The spot and futures cumulative volume delta, a running tally of buy and sell orders, confirmed a $925 million net buying day for Bitcoin on July 15. This orderbook activity absorbed the entire post-CPI pullback in open interest and price rather than collapsing into it. Meanwhile, the spot Bitcoin ETFs added $107.7 million in net inflows on July 15, marking the second consecutive positive day following $181 million on July 14.

Bitcoin price, funding, open interest. Source: Hyblock 

Funding rates spent most of the past week between 0.10% and 0.22%, then cooled sharply to 0.048%. Paired with open interest down 3.4% from Tuesday’s peak, this suggests leverage unwinding without a corresponding price decline, as Bitcoin was down only about 1.5% over the same stretch.
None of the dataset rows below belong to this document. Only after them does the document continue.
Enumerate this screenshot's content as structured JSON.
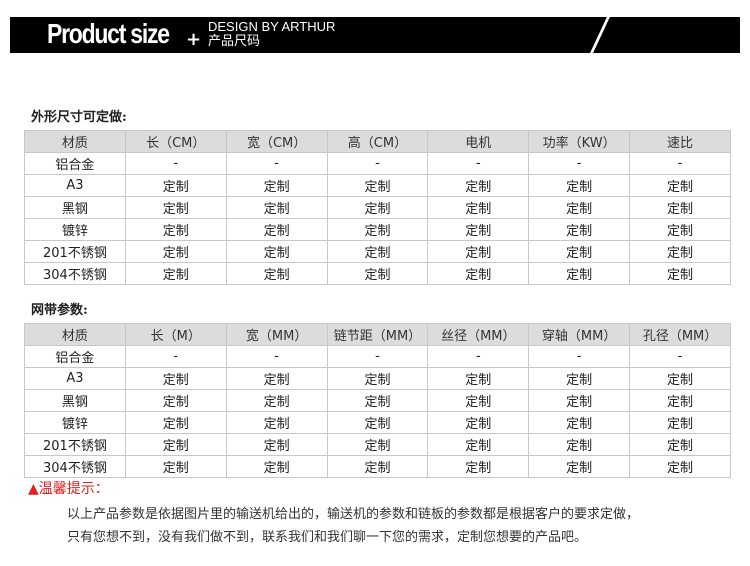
{
  "banner": {
    "title": "Product size",
    "plus": "+",
    "subtitle_en": "DESIGN BY ARTHUR",
    "subtitle_cn": "产品尺码"
  },
  "section1": {
    "heading": "外形尺寸可定做:",
    "headers": [
      "材质",
      "长（CM）",
      "宽（CM）",
      "高（CM）",
      "电机",
      "功率（KW）",
      "速比"
    ],
    "rows": [
      [
        "铝合金",
        "-",
        "-",
        "-",
        "-",
        "-",
        "-"
      ],
      [
        "A3",
        "定制",
        "定制",
        "定制",
        "定制",
        "定制",
        "定制"
      ],
      [
        "黑钢",
        "定制",
        "定制",
        "定制",
        "定制",
        "定制",
        "定制"
      ],
      [
        "镀锌",
        "定制",
        "定制",
        "定制",
        "定制",
        "定制",
        "定制"
      ],
      [
        "201不锈钢",
        "定制",
        "定制",
        "定制",
        "定制",
        "定制",
        "定制"
      ],
      [
        "304不锈钢",
        "定制",
        "定制",
        "定制",
        "定制",
        "定制",
        "定制"
      ]
    ]
  },
  "section2": {
    "heading": "网带参数:",
    "headers": [
      "材质",
      "长（M）",
      "宽（MM）",
      "链节距（MM）",
      "丝径（MM）",
      "穿轴（MM）",
      "孔径（MM）"
    ],
    "rows": [
      [
        "铝合金",
        "-",
        "-",
        "-",
        "-",
        "-",
        "-"
      ],
      [
        "A3",
        "定制",
        "定制",
        "定制",
        "定制",
        "定制",
        "定制"
      ],
      [
        "黑钢",
        "定制",
        "定制",
        "定制",
        "定制",
        "定制",
        "定制"
      ],
      [
        "镀锌",
        "定制",
        "定制",
        "定制",
        "定制",
        "定制",
        "定制"
      ],
      [
        "201不锈钢",
        "定制",
        "定制",
        "定制",
        "定制",
        "定制",
        "定制"
      ],
      [
        "304不锈钢",
        "定制",
        "定制",
        "定制",
        "定制",
        "定制",
        "定制"
      ]
    ]
  },
  "tip": {
    "label": "▲温馨提示：",
    "lines": [
      "以上产品参数是依据图片里的输送机给出的，输送机的参数和链板的参数都是根据客户的要求定做，",
      "只有您想不到，没有我们做不到，联系我们和我们聊一下您的需求，定制您想要的产品吧。"
    ]
  },
  "colors": {
    "banner": "#000000",
    "tip": "#e02020",
    "header_bg": "#dcdcdc"
  }
}
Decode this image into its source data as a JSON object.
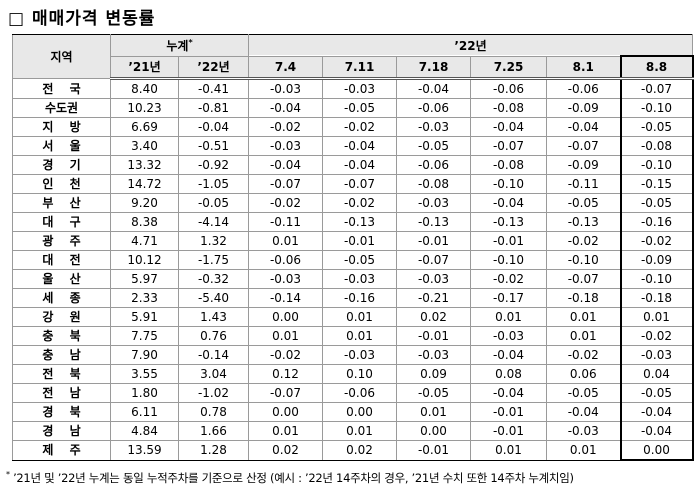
{
  "title": "□ 매매가격 변동률",
  "table": {
    "header": {
      "region": "지역",
      "cumulative": {
        "label": "누계",
        "mark": "*"
      },
      "weekly_group": "’22년",
      "cumulative_years": [
        "’21년",
        "’22년"
      ],
      "weeks": [
        "7.4",
        "7.11",
        "7.18",
        "7.25",
        "8.1",
        "8.8"
      ]
    },
    "rows": [
      [
        "전 국",
        "8.40",
        "-0.41",
        "-0.03",
        "-0.03",
        "-0.04",
        "-0.06",
        "-0.06",
        "-0.07"
      ],
      [
        "수도권",
        "10.23",
        "-0.81",
        "-0.04",
        "-0.05",
        "-0.06",
        "-0.08",
        "-0.09",
        "-0.10"
      ],
      [
        "지 방",
        "6.69",
        "-0.04",
        "-0.02",
        "-0.02",
        "-0.03",
        "-0.04",
        "-0.04",
        "-0.05"
      ],
      [
        "서 울",
        "3.40",
        "-0.51",
        "-0.03",
        "-0.04",
        "-0.05",
        "-0.07",
        "-0.07",
        "-0.08"
      ],
      [
        "경 기",
        "13.32",
        "-0.92",
        "-0.04",
        "-0.04",
        "-0.06",
        "-0.08",
        "-0.09",
        "-0.10"
      ],
      [
        "인 천",
        "14.72",
        "-1.05",
        "-0.07",
        "-0.07",
        "-0.08",
        "-0.10",
        "-0.11",
        "-0.15"
      ],
      [
        "부 산",
        "9.20",
        "-0.05",
        "-0.02",
        "-0.02",
        "-0.03",
        "-0.04",
        "-0.05",
        "-0.05"
      ],
      [
        "대 구",
        "8.38",
        "-4.14",
        "-0.11",
        "-0.13",
        "-0.13",
        "-0.13",
        "-0.13",
        "-0.16"
      ],
      [
        "광 주",
        "4.71",
        "1.32",
        "0.01",
        "-0.01",
        "-0.01",
        "-0.01",
        "-0.02",
        "-0.02"
      ],
      [
        "대 전",
        "10.12",
        "-1.75",
        "-0.06",
        "-0.05",
        "-0.07",
        "-0.10",
        "-0.10",
        "-0.09"
      ],
      [
        "울 산",
        "5.97",
        "-0.32",
        "-0.03",
        "-0.03",
        "-0.03",
        "-0.02",
        "-0.07",
        "-0.10"
      ],
      [
        "세 종",
        "2.33",
        "-5.40",
        "-0.14",
        "-0.16",
        "-0.21",
        "-0.17",
        "-0.18",
        "-0.18"
      ],
      [
        "강 원",
        "5.91",
        "1.43",
        "0.00",
        "0.01",
        "0.02",
        "0.01",
        "0.01",
        "0.01"
      ],
      [
        "충 북",
        "7.75",
        "0.76",
        "0.01",
        "0.01",
        "-0.01",
        "-0.03",
        "0.01",
        "-0.02"
      ],
      [
        "충 남",
        "7.90",
        "-0.14",
        "-0.02",
        "-0.03",
        "-0.03",
        "-0.04",
        "-0.02",
        "-0.03"
      ],
      [
        "전 북",
        "3.55",
        "3.04",
        "0.12",
        "0.10",
        "0.09",
        "0.08",
        "0.06",
        "0.04"
      ],
      [
        "전 남",
        "1.80",
        "-1.02",
        "-0.07",
        "-0.06",
        "-0.05",
        "-0.04",
        "-0.05",
        "-0.05"
      ],
      [
        "경 북",
        "6.11",
        "0.78",
        "0.00",
        "0.00",
        "0.01",
        "-0.01",
        "-0.04",
        "-0.04"
      ],
      [
        "경 남",
        "4.84",
        "1.66",
        "0.01",
        "0.01",
        "0.00",
        "-0.01",
        "-0.03",
        "-0.04"
      ],
      [
        "제 주",
        "13.59",
        "1.28",
        "0.02",
        "0.02",
        "-0.01",
        "0.01",
        "0.01",
        "0.00"
      ]
    ]
  },
  "footnote": {
    "mark": "*",
    "text": "’21년 및 ’22년 누계는 동일 누적주차를 기준으로 산정 (예시 : ’22년 14주차의 경우, ’21년 수치 또한 14주차 누계치임)"
  }
}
This suggests that the longs deleveraging are simply stepping back from the post-CPI trade to adjust for Bitcoin hitting its local range highs near $65,000 to $66,000. 

Despite the traction in spot, futures, and ETF markets, market sentiment has yet to catch up. The Fear & Greed Index sits near 26, still in “Fear” territory, despite Bitcoin’s roughly 4.4% bounce off its recent $62,100 low. For traders that use the metric in a contrarian sense, positive flows holding up while sentiment stays depressed has historically been a more durable setup than a rally where sentiment has already priced in.

An alternate interpretation is that real risk-off events remain present on the horizon. This week the US war in Iran resumed, oil prices shot above $85 and projections for a Fed rate hike by September 2026 remain above 44%. 

The positive data for the week do not confirm a change in trend. Yes, two days of confirmed buying are notable, but they are not decisive.

Currently, funding is cooling toward neutral, spot ETF flows remain negative for the year, and a cluster of long liquidations sits roughly 1.5% below the current price ($63,200).